Apache Kafka is all about getting large amounts of data from one place to another, rapidly, and reliably. Apache Kafka is a messaging system that is tailored for high throughput use cases, where vast amounts of data need to be moved in a scalable, fault tolerant way. I have been designing and building integrations for more than a decade using mostly Microsoft Technologies (BizTalk, WCF). I have been working lately with other integration technologies from Oracle (Fusion), IBM (ODM), Informatica and Kafka. A few aspects of Kafka seems interesting to me that cover some of the issues that I had points of pain with in other integration platforms. Here some of the points that crossed my mind:
Saving Data locally rather than in a Data Center or DB
Figure 1: How BizTalk works
BizTalk works on by saving all messages into MessageBox Database that resides on a SQL server. The SQL server is usually implemented as a SQL cluster with the data files saved on a SAN disk. This introduces some latency in the processing and if as some organizations do use the SQL Cluster for other systems beside BizTalk such as SharePoint, the stress on SQL cluster grows. Tuning the SQL cluster for multiple systems is not a trivial endeavor as there are some conflicts between the requirements of these systems.

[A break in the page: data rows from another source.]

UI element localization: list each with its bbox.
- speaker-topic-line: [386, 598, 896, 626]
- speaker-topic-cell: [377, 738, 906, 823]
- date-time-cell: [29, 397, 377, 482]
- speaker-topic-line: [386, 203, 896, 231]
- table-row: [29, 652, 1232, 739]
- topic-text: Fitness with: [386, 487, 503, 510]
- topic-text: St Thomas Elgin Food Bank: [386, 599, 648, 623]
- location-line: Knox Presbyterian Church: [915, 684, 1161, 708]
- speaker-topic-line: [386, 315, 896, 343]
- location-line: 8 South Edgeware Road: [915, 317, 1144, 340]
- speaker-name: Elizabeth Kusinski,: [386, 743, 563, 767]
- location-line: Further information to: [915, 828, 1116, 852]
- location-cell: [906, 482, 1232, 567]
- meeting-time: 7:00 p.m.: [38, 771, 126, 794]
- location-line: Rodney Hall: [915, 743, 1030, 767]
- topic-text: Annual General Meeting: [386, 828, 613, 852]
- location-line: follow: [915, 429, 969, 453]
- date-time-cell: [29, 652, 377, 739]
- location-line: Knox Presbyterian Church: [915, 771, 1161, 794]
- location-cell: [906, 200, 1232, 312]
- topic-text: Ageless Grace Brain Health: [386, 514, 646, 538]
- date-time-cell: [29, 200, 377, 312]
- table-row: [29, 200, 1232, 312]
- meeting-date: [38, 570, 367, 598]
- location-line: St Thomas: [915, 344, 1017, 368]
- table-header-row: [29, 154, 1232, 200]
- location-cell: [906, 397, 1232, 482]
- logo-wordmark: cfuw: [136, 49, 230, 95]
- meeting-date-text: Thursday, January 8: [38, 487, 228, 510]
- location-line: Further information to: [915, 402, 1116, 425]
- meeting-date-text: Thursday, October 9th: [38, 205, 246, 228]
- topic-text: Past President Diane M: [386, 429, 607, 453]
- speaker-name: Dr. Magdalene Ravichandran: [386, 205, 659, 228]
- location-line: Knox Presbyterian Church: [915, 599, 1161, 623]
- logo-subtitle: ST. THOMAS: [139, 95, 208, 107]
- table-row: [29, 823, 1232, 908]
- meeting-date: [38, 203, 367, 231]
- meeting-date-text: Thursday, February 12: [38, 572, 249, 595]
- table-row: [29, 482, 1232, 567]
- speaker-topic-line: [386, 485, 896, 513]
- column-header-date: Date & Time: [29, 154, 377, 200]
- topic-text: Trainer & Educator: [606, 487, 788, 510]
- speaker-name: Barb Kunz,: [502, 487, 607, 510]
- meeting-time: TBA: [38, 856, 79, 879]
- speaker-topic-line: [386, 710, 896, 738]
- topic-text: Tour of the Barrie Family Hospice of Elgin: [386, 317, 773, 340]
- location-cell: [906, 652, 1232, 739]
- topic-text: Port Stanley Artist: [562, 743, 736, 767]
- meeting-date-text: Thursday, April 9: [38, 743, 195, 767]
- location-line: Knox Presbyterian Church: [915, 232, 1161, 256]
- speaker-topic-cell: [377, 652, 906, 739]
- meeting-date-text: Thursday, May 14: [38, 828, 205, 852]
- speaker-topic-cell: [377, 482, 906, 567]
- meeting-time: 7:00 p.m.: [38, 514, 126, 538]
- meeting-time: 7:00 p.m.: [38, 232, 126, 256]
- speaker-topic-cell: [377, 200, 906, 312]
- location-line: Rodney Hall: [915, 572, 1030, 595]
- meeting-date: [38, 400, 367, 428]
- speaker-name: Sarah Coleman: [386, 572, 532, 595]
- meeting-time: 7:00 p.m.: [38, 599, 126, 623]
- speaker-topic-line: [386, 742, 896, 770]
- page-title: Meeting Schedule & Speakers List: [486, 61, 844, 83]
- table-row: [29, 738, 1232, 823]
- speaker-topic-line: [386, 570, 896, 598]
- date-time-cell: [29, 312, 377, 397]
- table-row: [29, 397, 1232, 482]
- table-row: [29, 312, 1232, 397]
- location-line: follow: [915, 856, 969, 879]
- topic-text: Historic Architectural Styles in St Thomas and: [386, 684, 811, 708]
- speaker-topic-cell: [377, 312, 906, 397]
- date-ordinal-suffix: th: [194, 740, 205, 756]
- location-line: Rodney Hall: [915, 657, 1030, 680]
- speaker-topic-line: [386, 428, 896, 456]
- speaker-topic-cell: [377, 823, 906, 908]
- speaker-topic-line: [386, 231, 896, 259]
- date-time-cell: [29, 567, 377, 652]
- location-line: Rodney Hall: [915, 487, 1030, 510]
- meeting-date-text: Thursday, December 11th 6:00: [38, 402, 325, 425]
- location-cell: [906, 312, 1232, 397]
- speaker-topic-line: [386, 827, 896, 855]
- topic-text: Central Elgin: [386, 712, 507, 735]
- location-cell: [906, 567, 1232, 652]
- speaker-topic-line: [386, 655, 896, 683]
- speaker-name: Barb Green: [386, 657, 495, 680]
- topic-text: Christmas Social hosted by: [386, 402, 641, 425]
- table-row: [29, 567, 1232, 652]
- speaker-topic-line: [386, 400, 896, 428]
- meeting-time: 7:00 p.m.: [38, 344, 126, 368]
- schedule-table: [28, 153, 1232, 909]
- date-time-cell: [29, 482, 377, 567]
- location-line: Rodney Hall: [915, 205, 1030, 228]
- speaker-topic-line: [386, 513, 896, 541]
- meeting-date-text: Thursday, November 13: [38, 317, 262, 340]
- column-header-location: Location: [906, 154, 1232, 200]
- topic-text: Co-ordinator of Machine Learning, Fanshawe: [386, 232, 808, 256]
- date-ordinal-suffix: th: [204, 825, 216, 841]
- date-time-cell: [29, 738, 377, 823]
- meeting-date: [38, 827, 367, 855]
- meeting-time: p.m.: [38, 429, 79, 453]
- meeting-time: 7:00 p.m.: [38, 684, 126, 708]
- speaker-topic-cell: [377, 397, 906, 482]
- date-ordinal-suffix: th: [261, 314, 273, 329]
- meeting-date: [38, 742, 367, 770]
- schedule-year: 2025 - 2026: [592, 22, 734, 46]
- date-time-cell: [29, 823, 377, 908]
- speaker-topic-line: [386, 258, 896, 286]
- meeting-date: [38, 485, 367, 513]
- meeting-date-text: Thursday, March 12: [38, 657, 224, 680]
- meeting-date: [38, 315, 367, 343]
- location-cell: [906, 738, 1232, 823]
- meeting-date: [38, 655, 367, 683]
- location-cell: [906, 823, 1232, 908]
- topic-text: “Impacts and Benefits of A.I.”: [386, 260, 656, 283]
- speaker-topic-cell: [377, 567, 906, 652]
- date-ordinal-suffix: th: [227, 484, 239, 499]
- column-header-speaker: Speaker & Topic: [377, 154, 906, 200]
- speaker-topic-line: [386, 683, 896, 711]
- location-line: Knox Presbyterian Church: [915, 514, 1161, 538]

Figure 2: BizTalk Infrastructure Cluster
Of course you can use a dedicated DB cluster for each system but the cost of the implementation sky rockets. The fact that Kafka just saves the message data locally on the drive makes processing the message faster and hence the high through put of Kafka
Keeping the messages available for reprocessing for a configurable Duration of time
BTS wants to handle the messages as quickly as possible to move them to the Archive. If a message lingers in the message box BTS raises an error. If too many messages lingers in the message box, it would degrade BizTalk performance if not bring the whole cluster down. So messages are cleared from the message box as soon as possible. Now, if a receiving system has an issue with a message, it has no way of asking for that message again from BTS, and resubmitting that message manually is a big hustle. Kafka on the other hand keeps messages for 168 hours by default. And you can configure how long you want to keep the messages. Receiving systems called consumers in Kafka ask for message from certain topics, partitions and starting at a certain point (called message offset in Kafka). This makes recovering from erroneous processing much less of a hustle.
Keeping all the logic in the Client systems (Consumers, Producers)
Figure 3: Kfaka Producers and Consumers
BizTalk has many capabilities that allows the designer/developer to put logic in it. You got Orchestrations, Maps that transforms between different schemas, pipeline components, and you can inject custom code to all these components. This kind of seduces the designers and developers into putting integration logic in BTS. While this has its benefits, the Spaghetti integration shown in figure 4, where application A keeps the integration logic with all other applications integrating with.
Figure 4: Spaghetti Integration
Now when Application D is replace then all the applications integration with it has to be updated (Code change, QA, UAT, Deployment to production etc.). This has repel effect especially in large enterprises with many systems. Keeping the integration logic contained in BTS or ESB (HUB) would alleviate this situation as there would be only one system that needs to be updated and changed.
Figure 5: Hub and Spoke Integration
In Kafka all the integration logic is encapsulated in the Kafka producer and Kafka Consumer which are usually parts of the Applications. This might lead to the Spaghetti situation described in Figure 4. One might be tempted to create a hub that includes all the producers and consumers for Kafka, but really you will need to think this one through. Ok this is a big issue, I am working on a solution for it.
While BizTalk can scale horizontally and vertically no one can deny that Kafka can scale much better than BizTalk.
BizTalk comes with many adapters and integration accelerators for various systems that makes it quicker and easier to integrate different systems. Kafka lacks in that regard.